We can emulate the success of Brazil, where poverty has declined from 20% in 2004 to a mere 7% in 2009. This can be achieved through our own model of inclusive economic growth, which prioritises the extension of ownership, particularly, and the active participation of young people, even more particularly. Small business operators and ordinary workers within the mainstream economy must be supported.

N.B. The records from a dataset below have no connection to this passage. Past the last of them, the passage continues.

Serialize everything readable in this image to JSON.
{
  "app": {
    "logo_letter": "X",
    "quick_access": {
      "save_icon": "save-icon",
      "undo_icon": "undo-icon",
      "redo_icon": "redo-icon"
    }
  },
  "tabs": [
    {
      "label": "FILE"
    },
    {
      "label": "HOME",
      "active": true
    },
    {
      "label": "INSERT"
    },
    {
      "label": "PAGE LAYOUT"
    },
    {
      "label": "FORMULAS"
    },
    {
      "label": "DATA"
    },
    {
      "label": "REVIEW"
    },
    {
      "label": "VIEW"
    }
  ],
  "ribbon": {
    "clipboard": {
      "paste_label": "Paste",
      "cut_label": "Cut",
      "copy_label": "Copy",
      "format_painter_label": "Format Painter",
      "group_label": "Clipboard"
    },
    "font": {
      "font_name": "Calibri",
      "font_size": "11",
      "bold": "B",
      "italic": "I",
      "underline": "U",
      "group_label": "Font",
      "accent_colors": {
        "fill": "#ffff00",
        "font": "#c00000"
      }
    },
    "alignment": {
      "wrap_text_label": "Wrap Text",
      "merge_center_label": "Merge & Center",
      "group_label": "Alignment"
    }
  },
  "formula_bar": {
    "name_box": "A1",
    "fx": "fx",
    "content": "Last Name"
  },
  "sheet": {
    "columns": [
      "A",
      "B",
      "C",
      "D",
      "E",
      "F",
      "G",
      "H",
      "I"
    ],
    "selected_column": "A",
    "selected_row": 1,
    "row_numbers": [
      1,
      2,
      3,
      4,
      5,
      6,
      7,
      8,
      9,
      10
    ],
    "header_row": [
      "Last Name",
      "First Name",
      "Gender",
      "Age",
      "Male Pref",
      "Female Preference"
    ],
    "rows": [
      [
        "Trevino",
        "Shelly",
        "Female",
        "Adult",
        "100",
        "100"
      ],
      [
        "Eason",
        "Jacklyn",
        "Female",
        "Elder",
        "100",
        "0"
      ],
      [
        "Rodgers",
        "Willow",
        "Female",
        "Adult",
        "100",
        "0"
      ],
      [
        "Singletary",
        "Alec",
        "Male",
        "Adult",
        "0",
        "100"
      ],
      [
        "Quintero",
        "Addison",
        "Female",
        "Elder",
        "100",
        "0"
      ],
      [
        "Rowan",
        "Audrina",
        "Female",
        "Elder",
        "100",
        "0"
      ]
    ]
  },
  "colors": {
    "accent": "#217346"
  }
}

We also look to our continent for inspiration. In Kenya, financial services have been made accessible to the poor and the rural through the extremely cost-effective M-Pesa system. M-Pesa is a phone-based service for the sending and storing of money. This system allows people to send and receive money quickly, efficiently and safely, at minimal cost. Registered users can pay bills and also make purchases. It is an innovative way to extend financial services to millions of people in rural areas who live outside the formal banking system. It has improved the lives of millions.
In Bangladesh, Nobel Peace Prize winner Muhammad Yunus pioneered a new system of banking, called "microcredit". The microcredit system extends small loans to people who have no collateral to qualify for formal bank loans. The system extends credit services at a low interest rate to millions of impoverished people who require capital to start small home- grown enterprises. It is just one method to help formalise the informal sector and to extend opportunity and empowerment to those who desperately need it.
Many of the successes we see abroad could be replicated here. Nietzsche famously said that the most common form of stupidity is forgetting what we set out to do. This is as true of national renewal as it is of statecraft. [Applause.]